Le diagnostic de François Hollande, qui a évoqué une "crise sociale profonde", vous paraît-il justifié ?

- Effectivement, on peut parler de crise sociale, mais celle-ci est territorialement ciblée. Il s'agit d'une crise urbaine, bien circonscrite, qui est en partie due à une politique de la ville concentrée depuis 2002 sur le bâti et non sur le social. Jean-Louis Borloo, qui a par ailleurs une image de ministre assez sympathique, a privilégié une politique de déconstruction/reconstruction. Fadela Amara et Christine Boutin parlent beaucoup de désenclavement. L'accent n'est plus mis directement sur les conditions sociales de vie des habitants.
On parle ainsi de villes à trois vitesses, dans lesquelles les classes moyennes sont regroupées en zones péri-urbaines, les classes aisées dans les centres-villes et les classes paupérisées dans les zones urbaines sensibles. Une classe sociale est captive, c'est la plus démunie.

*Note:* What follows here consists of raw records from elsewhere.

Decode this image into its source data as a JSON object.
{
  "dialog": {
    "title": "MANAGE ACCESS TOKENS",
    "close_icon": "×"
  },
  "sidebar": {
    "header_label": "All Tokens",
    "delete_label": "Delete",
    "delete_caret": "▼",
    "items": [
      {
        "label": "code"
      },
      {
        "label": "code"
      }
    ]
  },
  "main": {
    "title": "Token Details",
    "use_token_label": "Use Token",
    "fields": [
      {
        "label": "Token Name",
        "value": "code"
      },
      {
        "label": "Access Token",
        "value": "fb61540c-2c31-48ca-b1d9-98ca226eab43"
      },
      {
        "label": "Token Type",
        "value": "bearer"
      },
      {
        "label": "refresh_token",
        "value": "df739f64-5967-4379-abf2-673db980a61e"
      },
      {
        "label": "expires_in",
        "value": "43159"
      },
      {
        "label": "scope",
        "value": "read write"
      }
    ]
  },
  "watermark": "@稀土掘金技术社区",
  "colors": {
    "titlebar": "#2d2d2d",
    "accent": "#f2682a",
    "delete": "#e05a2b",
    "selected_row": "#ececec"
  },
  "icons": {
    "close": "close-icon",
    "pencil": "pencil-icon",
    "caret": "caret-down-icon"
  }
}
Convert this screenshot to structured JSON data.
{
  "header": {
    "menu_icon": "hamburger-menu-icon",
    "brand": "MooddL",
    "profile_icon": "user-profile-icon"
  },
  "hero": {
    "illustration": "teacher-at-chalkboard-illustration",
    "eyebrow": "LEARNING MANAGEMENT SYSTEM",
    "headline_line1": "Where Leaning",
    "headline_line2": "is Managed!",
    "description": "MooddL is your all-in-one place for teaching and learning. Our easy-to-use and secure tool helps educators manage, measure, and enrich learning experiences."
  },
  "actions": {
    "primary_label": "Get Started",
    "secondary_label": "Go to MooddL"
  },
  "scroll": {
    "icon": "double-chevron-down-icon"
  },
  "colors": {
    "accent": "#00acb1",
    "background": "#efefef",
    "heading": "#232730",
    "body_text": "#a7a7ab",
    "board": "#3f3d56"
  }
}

Et les autres pratiquent délibérément un comportement d'"entre-soi", de peur de basculer dans la catégorie plus pauvre.

Sur le terrain, quels changements avez-vous constaté depuis les émeutes de novembre 2005, et en particulier dans les rapports entre les jeunes et la police ?

- Les relations s'aggravent, se tendent. Comme on a pu le constater à Villiers-le-Bel, les jeunes réagissent au quart de tour, les violences sont déclenchées immédiatement. Et d'après ce que j'ai pu lire dans la presse, les policiers qui se font insulter répondent de la même manière. Ce qui est assez préoccupant d'un point de vue déontologique. La situation de paupérisation dans les ZUS s'étend, et les tensions augmentent en même temps.